Manifeste des sages-femmes

Nous affirmons aujourd’hui réunies dans un large consensus que les choix annoncés par nos gouvernants en matière de politique périnatale sont erronés et aggravent les problèmes au lieu d’y remédier

Si globalement, l’insatisfaction générale des professionnels travaillant en flux tendu dans le secteur hospitalier est riche de crises à venir, les restructurations annoncées renforcent le sentiment d’un déni de l’importance de la naissance pour le devenir d’un enfant, d’une femme, d’un couple et d’une famille.

Paradoxalement, l’hyper médicalisation systématique a en effet réduit l’offre de soins et d’accompagnement au minimum, en faisant disparaître la dimension préventive, éducative et sociale du champ de la naissance (préparations à la naissance inadaptées ou supprimées, consultations expédiées, suivi des suites de couches indigne des besoins pourtant bien connus pour cette période de la vie).
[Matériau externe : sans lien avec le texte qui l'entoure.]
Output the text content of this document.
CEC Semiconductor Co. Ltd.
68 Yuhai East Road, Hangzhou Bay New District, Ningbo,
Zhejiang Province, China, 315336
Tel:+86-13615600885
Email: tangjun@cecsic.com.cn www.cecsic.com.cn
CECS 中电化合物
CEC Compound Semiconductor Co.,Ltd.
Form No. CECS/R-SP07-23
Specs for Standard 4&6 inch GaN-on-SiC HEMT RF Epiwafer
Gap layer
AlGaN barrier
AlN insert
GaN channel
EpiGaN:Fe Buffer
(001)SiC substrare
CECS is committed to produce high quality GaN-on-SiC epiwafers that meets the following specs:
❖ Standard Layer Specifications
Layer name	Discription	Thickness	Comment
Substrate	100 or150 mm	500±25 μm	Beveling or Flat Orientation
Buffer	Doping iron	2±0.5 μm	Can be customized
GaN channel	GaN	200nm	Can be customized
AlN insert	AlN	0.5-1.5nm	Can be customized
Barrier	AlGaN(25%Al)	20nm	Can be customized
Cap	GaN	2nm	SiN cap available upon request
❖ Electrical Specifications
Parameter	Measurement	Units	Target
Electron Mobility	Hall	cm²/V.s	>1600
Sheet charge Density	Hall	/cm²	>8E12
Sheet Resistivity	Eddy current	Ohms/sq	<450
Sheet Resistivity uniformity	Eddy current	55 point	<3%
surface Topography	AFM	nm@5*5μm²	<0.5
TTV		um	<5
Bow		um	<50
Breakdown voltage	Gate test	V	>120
C’est oublier que ces familles sont la base de notre société et de notre devenir et que c’est pour elles que les professionnels travaillent et que le système périnatal devrait être organisé.

Nos penseurs semblent avoir oublié que les familles ont des droits, notamment celui de choisir les conditions de la mise au monde de leurs enfants et que nous avons le devoir de répondre à leurs besoins.

Ces constats sont la conséquence de choix politiques

En France, il a été choisi de considérer le processus de la naissance comme pathologique jusqu’à preuve du contraire prenant à contre-courant la logique développée dans les nombreux pays qui obtiennent de meilleurs résultats épidémiologiques pour un moindre coût (le processus de la naissance étant considéré chez eux comme normal jusqu’à preuve du contraire, au moins 80% des grossesses et des accouchements étant physiologiques)

On a voulu faire croire que l’unique garantie de la sécurité se réduisait à la concentration des moyens dans des structures hospitalières gigantesques alors qu’elle est d’abord dépendante de la conception du suivi de la grossesse et de l’accouchement

Cette inversion des priorités nuit à toute politique ciblée sur le dépistage et la prévention des risques obstétricaux alors que toutes les enquêtes montrent combien un suivi de mauvaise qualité peut avoir des conséquences néfastes pour la naissance

L’incapacité à organiser un traitement séparé du risque et de la physiologie explique pourquoi les sages-femmes, quel que soit leur mode d’exercice, n’ont jamais disposé en France, d’un levier essentiel, à savoir, l’autonomie indispensable pour exercer, en tant que groupe, leur véritable mission professionnelle : suivre la majorité des grossesses en dépistant celles qui sont à risque et en accompagnement jusqu’au bout, y compris la naissance, celles qui demeurent dans la normalité.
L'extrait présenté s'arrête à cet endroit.